Déclarations et discours Haut-Commissariat aux droits de l’homme
Territoire palestinien occupé : selon Volker Türk, « tout projet pour un avenir meilleur doit tenir compte du passé, donc il est crucial d’établir les responsabilités »
26 février 2025

Prononcé par
Volker Türk, Haut-Commissaire des Nations Unies aux droits de l’homme
À
Cinquante-huitième session du Conseil des droits de l’homme – Dialogue interactif sur la situation des droits de l’homme dans le Territoire palestinien occupé
Monsieur le Président,
Excellences,
Nous sommes à un tournant de la crise dans le Territoire palestinien occupé.
Un cessez-le-feu fragile permet à la population de Gaza de respirer, aux otages israéliens et aux détenus palestiniens d’être libérés, et à l’aide humanitaire vitale d’être fournie.
En cette période délicate, le monde doit se demander comment résoudre des décennies de conflit et mettre fin au cycle de la violence. Tout projet pour un avenir meilleur doit tenir compte du passé, donc il est crucial d’établir les responsabilités et de garantir la justice face aux violations.

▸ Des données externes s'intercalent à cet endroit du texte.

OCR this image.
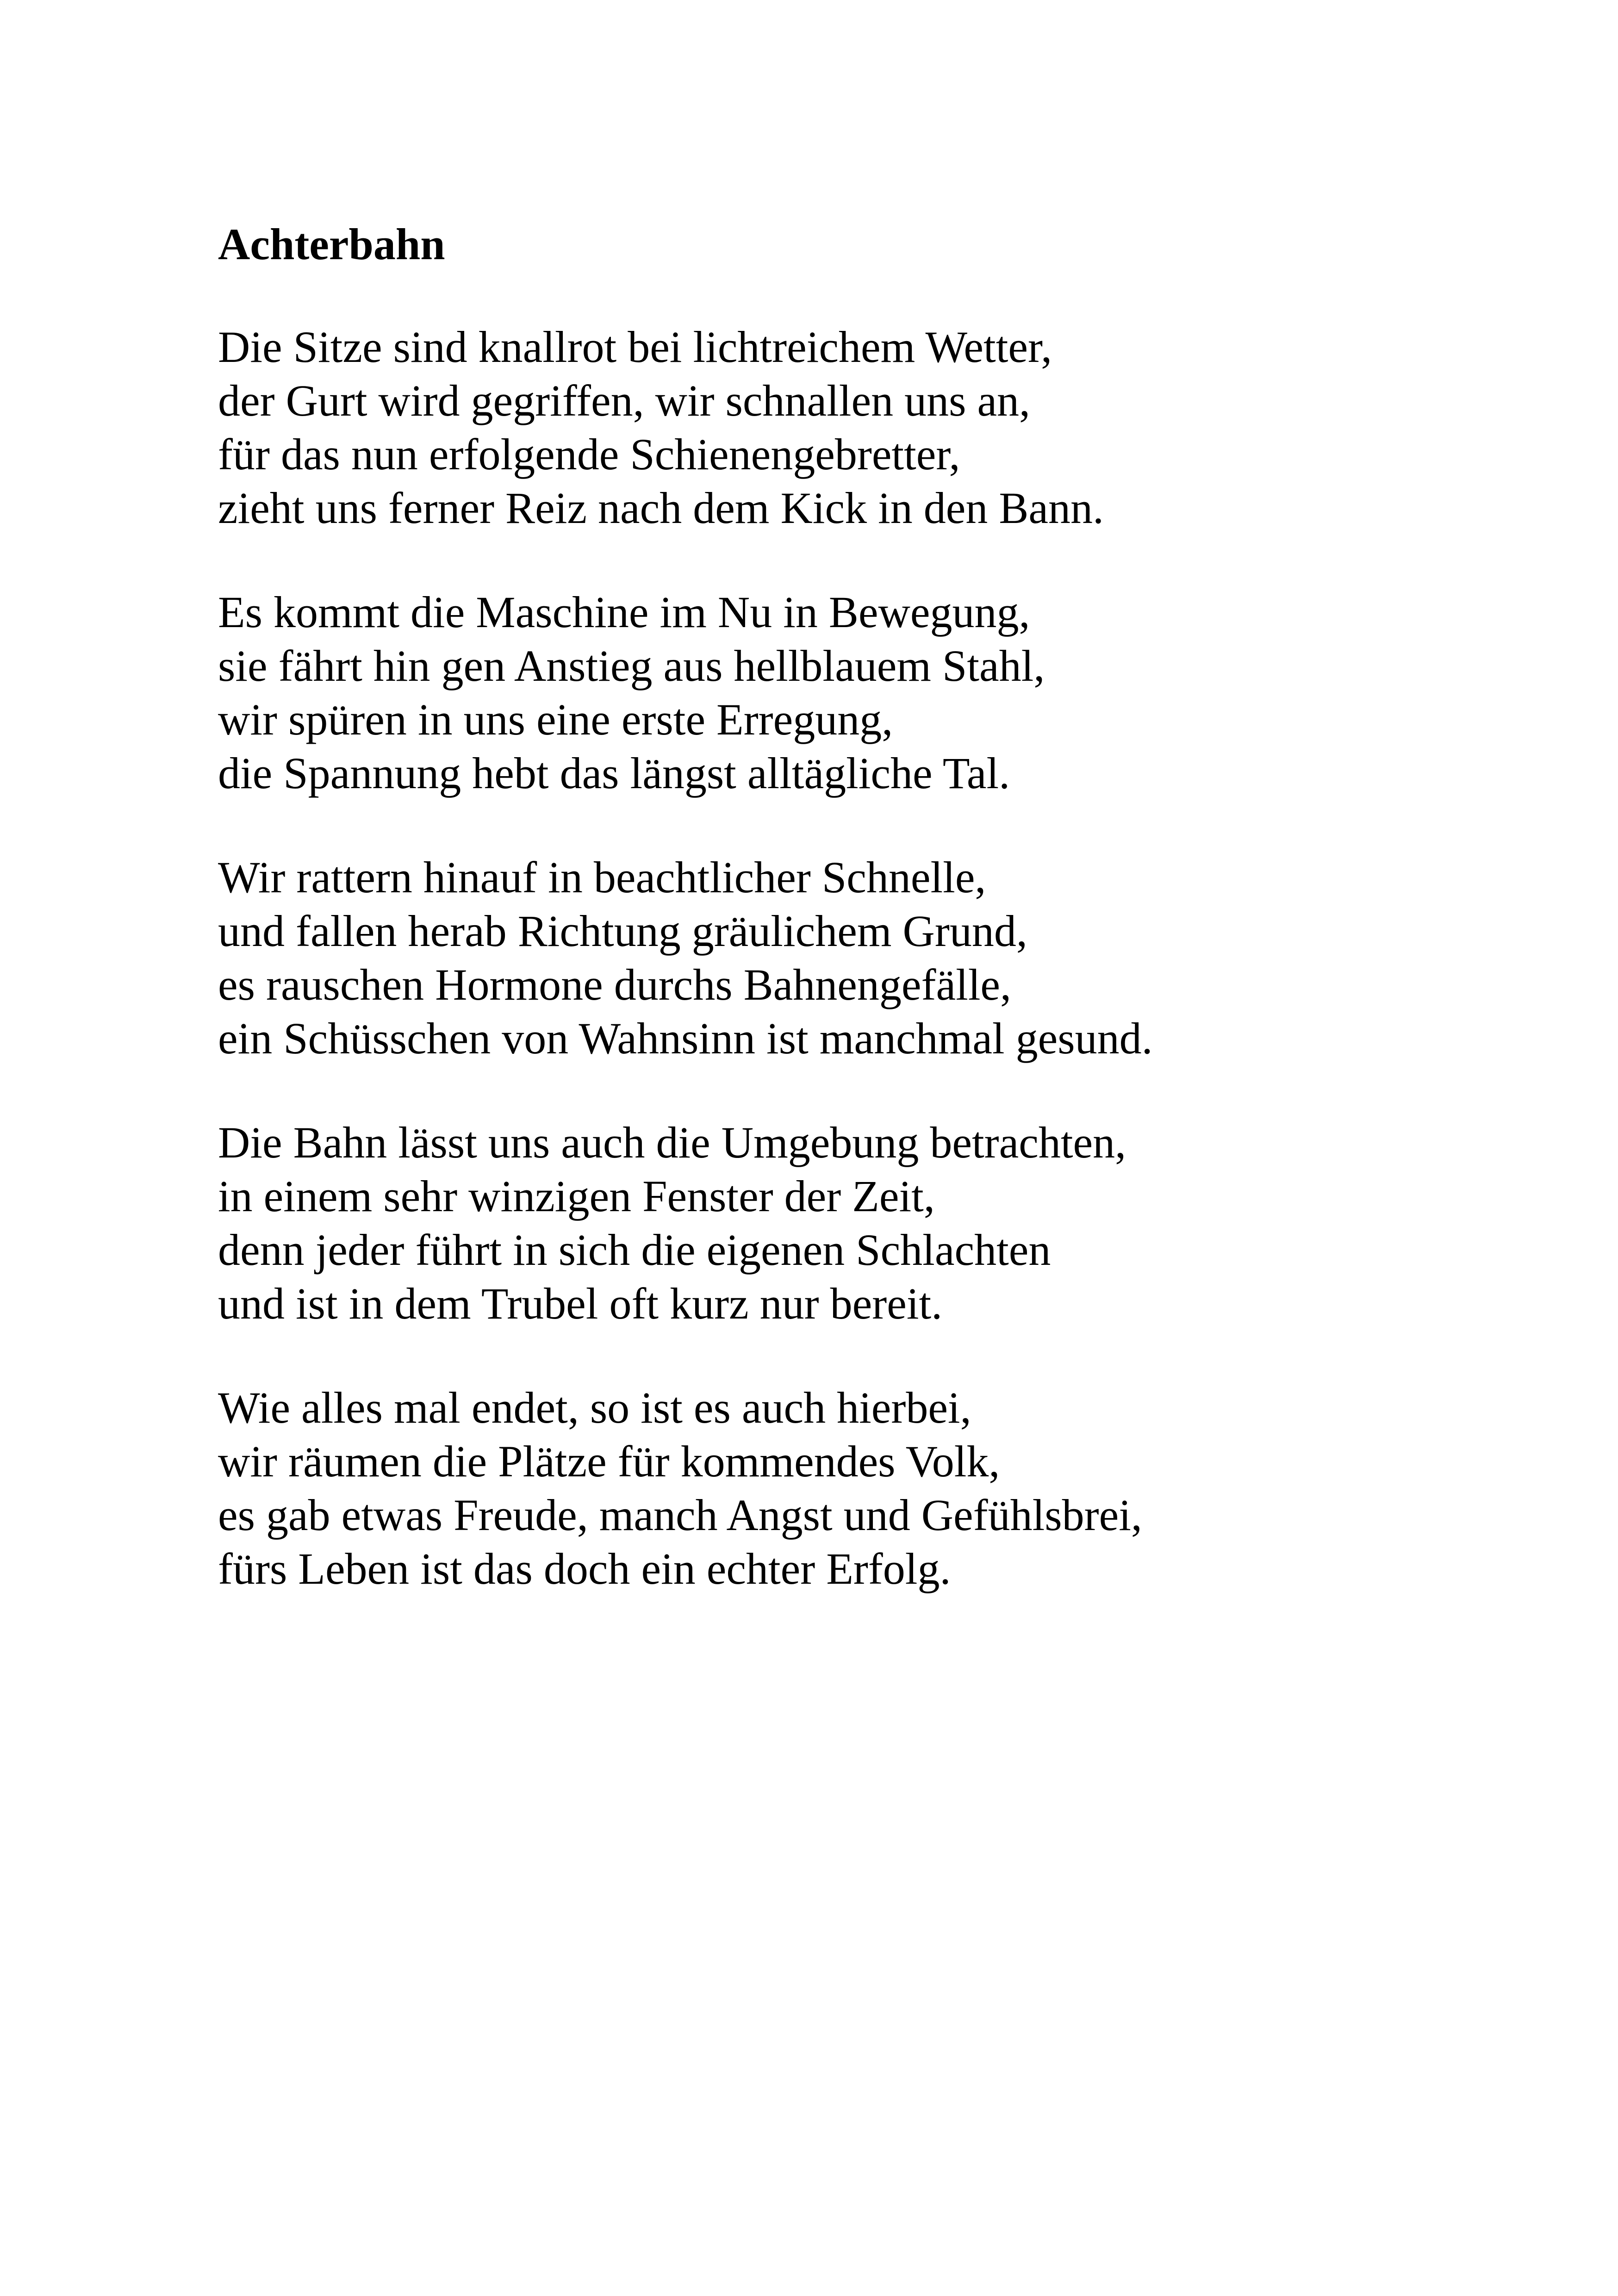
Achterbahn
Die Sitze sind knallrot bei lichtreichem Wetter,
der Gurt wird gegriffen, wir schnallen uns an,
für das nun erfolgende Schienengebretter,
zieht uns ferner Reiz nach dem Kick in den Bann.
Es kommt die Maschine im Nu in Bewegung,
sie fährt hin gen Anstieg aus hellblauem Stahl,
wir spüren in uns eine erste Erregung,
die Spannung hebt das längst alltägliche Tal.
Wir rattern hinauf in beachtlicher Schnelle,
und fallen herab Richtung gräulichem Grund,
es rauschen Hormone durchs Bahnengefälle,
ein Schüsschen von Wahnsinn ist manchmal gesund.
Die Bahn lässt uns auch die Umgebung betrachten,
in einem sehr winzigen Fenster der Zeit,
denn jeder führt in sich die eigenen Schlachten
und ist in dem Trubel oft kurz nur bereit.
Wie alles mal endet, so ist es auch hierbei,
wir räumen die Plätze für kommendes Volk,
es gab etwas Freude, manch Angst und Gefühlsbrei,
fürs Leben ist das doch ein echter Erfolg.
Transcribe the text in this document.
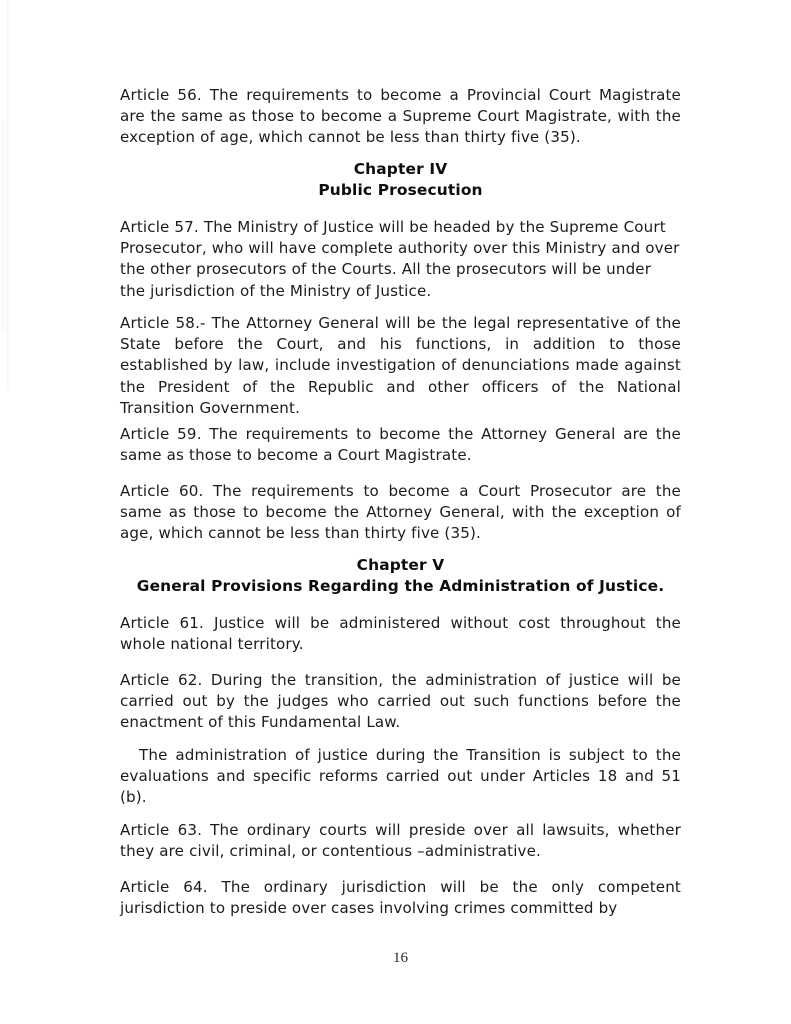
Article 56. The requirements to become a Provincial Court Magistrate are the same as those to become a Supreme Court Magistrate, with the exception of age, which cannot be less than thirty five (35).

Chapter IV
Public Prosecution

Article 57. The Ministry of Justice will be headed by the Supreme Court Prosecutor, who will have complete authority over this Ministry and over the other prosecutors of the Courts. All the prosecutors will be under the jurisdiction of the Ministry of Justice.

Article 58.- The Attorney General will be the legal representative of the State before the Court, and his functions, in addition to those established by law, include investigation of denunciations made against the President of the Republic and other officers of the National Transition Government.

Article 59. The requirements to become the Attorney General are the same as those to become a Court Magistrate.

Article 60. The requirements to become a Court Prosecutor are the same as those to become the Attorney General, with the exception of age, which cannot be less than thirty five (35).

Chapter V
General Provisions Regarding the Administration of Justice.

Article 61. Justice will be administered without cost throughout the whole national territory.

Article 62. During the transition, the administration of justice will be carried out by the judges who carried out such functions before the enactment of this Fundamental Law.

The administration of justice during the Transition is subject to the evaluations and specific reforms carried out under Articles 18 and 51 (b).

Article 63. The ordinary courts will preside over all lawsuits, whether they are civil, criminal, or contentious –administrative.

Article 64. The ordinary jurisdiction will be the only competent jurisdiction to preside over cases involving crimes committed by

16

Depuis plus de 57 ans, les populations de Gaza et de la Cisjordanie, y compris Jérusalem-Est, étouffent sous l’occupation israélienne. Les droits humains les plus fondamentaux leur ont été refusés, qu’il s’agisse du droit à l’autodétermination, de la liberté de circulation ou d’un niveau de vie suffisant. À Gaza, ils ont été soumis à des blocus, qui s’apparentent à des peines collectives. En Cisjordanie, les colonies illégales et la violence ne cessent de croître depuis des décennies, en violation du droit international, avec une augmentation significative au cours des trois dernières années. La plupart de ces violations sont restées impunies.
Rien ne justifie les horribles attaques commises le 7 octobre 2023 lorsque le Hamas et d’autres groupes armés palestiniens ont brutalement attaqué des communautés israéliennes, tué des civils et pris pour otages plus de 250 personnes, et je n’ai jamais cessé de condamner ces actes.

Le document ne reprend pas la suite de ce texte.